Kosten im Plan: Aber Kleinschwimmhalle wird erst nach Weihnachten fertig

Die Beckenwände in der Kleinschwimmhalle werden wieder verputzt. Deutlich zu erkennen in den Seitenwänden: die  Kernbohrungen für die Reinwassereinströmdüesen und Scheinwerfer. (Foto:  Wasserversorgung)
Die Becken­wände in der Klein­schwimm­halle werden wieder ver­putzt. Deut­lich zu erkennen in den Sei­ten­wänden: die Kern­boh­rungen für die Rein­was­ser­ein­ström­düsen und Schein­werfer. (Fotos[4]: Was­ser­ver­sor­gung)

Im Betriebs­aus­schuss stand am Diens­tag­abend auch ein Sach­stands­be­richt zur Sanie­rung der immerhin schon 50 Jahre alten Klein­schwimm­halle auf der Tages­ord­nung. Größtes Pro­blem ist die zeit­liche Ver­zö­ge­rung, wie Betriebs­leiter Stefan Peters­mann erläu­terte: Die Arbeiten liegen Wochen hinter dem Zeit­plan zurück, wes­halb das Bad nach den Herbst­fe­rien noch nicht wieder für das Schul­schwimmen zur Ver­fü­gung stehen wird. Immerhin konnte Peters­mann noch recht­zeitig den Kon­takt zwi­schen Schulen und Kreis her­stellen, so dass „das Schul­schwimmen in abge­speckter Form im Bad der Karl-Brauck­mann-Schule statt­finden“ kann.

Der Bau­zei­ten­plan sei gleich zu Beginn der Arbeiten gesprengt worden, weil Hand­werker nicht pünkt­lich mit den ersten Arbeiten begonnen haben, so Peters­mann. Dieser Zeit­verzug habe nicht auf­ge­holt werden können. „Wenn ein Hand­werker nicht kommt, ver­schieben sich auch alle anderen Ter­mine.“ 

Wie nicht anders zu erwarten bei einer Sanie­rung im Bestand, so Peters­mann weiter, gab es im Ver­lauf des rund 500.000 Euro teuren dritten Bau­ab­schnitt einige Über­ra­schungen. Trotzdem blieben die Kosten mit nur rd. 3.800 Euro Mehr­ko­sten im ver­tret­baren Rahmen.

Quantensprung“ bei der Wasserqualität

Pro­bleme habe es im Grunde bei allen durch­zu­füh­renden Arbeiten gegeben: Der Unterbau des Becken­um­gangs war 1998 ohne Abdich­tung aus­ge­führt worden und des­halb stark durch­feuchtet, so dass wei­tere zwei Flie­sen­reihen im Becken von Hand ent­fernt werden mussten. Die Bade­was­ser­technik wurde vom Her­steller trotz recht­zei­tiger Bestel­lung erst mit fünf­wö­chiger Ver­spä­tung gelei­fert werden. Das Ent­fernen der Fliesen im Becken dau­erte eine Woche länger als geplant. Die vier Ein­stiegs­treppen konnten nicht wie geplant saniert und alle Ein­stiegs­lei­tern erneuert werden.
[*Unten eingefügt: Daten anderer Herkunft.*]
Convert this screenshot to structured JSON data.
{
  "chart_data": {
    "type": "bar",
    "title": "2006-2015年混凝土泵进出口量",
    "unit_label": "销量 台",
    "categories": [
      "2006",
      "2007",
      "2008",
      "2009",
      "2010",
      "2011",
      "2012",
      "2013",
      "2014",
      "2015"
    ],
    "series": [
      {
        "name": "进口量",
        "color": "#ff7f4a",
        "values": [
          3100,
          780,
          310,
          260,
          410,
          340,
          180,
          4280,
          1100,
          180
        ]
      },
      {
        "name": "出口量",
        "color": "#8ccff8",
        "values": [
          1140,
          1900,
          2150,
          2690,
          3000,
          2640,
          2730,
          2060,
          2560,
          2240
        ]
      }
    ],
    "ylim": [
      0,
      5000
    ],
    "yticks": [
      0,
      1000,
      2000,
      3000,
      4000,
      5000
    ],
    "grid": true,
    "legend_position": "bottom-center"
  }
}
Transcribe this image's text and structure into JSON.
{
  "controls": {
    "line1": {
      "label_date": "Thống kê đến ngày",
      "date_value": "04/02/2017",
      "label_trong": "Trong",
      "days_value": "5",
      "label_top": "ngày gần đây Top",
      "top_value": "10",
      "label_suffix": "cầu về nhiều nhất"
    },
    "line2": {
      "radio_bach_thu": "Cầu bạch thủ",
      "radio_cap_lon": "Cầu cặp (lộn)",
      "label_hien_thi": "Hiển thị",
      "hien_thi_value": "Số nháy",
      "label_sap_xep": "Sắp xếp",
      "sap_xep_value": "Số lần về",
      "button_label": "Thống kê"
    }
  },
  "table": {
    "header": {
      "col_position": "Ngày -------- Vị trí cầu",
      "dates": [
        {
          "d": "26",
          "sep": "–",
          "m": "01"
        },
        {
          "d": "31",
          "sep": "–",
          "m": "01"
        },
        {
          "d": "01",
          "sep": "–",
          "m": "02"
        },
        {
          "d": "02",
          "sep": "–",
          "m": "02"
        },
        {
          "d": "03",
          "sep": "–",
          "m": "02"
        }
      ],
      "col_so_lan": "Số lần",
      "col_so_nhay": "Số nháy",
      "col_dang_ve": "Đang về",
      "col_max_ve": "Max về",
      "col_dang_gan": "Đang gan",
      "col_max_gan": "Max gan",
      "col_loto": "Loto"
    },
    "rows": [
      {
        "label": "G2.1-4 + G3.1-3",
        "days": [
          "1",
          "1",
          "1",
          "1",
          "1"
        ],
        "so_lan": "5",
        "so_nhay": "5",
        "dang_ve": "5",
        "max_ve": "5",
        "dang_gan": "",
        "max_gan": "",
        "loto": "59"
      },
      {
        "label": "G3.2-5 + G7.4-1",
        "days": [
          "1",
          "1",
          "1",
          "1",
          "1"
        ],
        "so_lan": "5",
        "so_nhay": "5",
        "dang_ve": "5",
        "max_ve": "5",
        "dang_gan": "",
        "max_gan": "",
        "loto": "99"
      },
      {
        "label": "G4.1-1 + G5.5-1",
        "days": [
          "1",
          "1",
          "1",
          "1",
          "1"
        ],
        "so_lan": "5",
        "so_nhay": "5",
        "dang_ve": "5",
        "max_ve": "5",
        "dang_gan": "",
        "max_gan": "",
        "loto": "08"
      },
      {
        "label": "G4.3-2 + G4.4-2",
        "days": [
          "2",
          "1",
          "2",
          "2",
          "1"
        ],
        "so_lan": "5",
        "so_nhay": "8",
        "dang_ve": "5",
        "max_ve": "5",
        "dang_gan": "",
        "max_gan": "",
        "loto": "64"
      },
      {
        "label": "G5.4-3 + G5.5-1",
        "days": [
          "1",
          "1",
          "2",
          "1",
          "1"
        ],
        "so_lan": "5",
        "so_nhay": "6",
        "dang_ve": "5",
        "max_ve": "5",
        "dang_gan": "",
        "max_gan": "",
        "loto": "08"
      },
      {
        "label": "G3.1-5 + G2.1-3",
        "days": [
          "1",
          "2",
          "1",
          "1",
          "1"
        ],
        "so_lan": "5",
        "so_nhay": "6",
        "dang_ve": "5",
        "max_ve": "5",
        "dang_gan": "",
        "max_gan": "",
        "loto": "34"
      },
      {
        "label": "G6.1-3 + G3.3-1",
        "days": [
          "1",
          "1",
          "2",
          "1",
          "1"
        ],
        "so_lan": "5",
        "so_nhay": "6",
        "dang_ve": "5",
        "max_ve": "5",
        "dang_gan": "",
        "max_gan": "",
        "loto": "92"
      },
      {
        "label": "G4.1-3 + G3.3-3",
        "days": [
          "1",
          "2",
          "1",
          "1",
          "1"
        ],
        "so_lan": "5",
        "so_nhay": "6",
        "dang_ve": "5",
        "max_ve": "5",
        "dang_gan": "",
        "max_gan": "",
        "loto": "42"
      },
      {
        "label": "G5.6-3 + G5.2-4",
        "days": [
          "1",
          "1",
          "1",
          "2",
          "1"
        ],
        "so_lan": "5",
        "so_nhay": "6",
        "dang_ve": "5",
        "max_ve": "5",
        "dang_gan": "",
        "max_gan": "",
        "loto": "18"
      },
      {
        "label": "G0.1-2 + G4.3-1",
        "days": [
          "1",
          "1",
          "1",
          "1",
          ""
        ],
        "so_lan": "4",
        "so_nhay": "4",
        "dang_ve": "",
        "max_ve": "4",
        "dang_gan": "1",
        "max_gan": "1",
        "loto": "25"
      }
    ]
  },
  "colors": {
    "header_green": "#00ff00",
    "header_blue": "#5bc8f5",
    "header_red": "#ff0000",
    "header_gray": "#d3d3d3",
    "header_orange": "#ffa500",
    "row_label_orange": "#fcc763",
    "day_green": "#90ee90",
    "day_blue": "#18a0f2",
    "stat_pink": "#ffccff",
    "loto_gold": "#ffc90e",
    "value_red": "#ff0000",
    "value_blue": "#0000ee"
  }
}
Wir hatten 60 Kern­boh­rungen geplant, weit über 90 sind es dann geworden.“

Stefan Peters­mann

Bei den Fun­da­menten der Fil­ter­an­lage im Keller wurden sehr starke Armie­rungen vor­ge­funden, so dass umfang­reiche Abbruch­ar­beiten beauf­tragt werden mussten. Glei­ches gilt für die Kern­boh­rungen für die Ein­ström­düsen. „Wir hatten 60 Kern­boh­rungen geplant, weit über 90 sind es dann geworden“, so Peters­mann.

Durch die Sanie­rung machen wir vor allem bei der Was­ser­qua­lität einen Quan­ten­sprung“, betont Stefan Peters­mann. Wofür die kom­plett erneu­erte Technik im Keller mit den beiden eigens für die Klein­schwimm­halle ange­fer­tigten Fil­ter­an­lagen ver­ant­wort­lich sind. Alle Lei­tungen und die gesamte Technik für Keller und Becken ist gelie­fert. Der Becken­kopf ist neu auf­ge­baut und erlaubt wie vorher ein Fest­halten am Becken­rand (Wies­ba­dener Rinne). Alle Flie­sen­ar­beiten in den Becken werden nächste Woche abge­schlossen sein. „Stand heute gehe ich davon aus, dass alle Arbeiten nach den Weih­nachts­fe­rien abge­schlossen sind “, kün­digt Stefan Peters­mann an.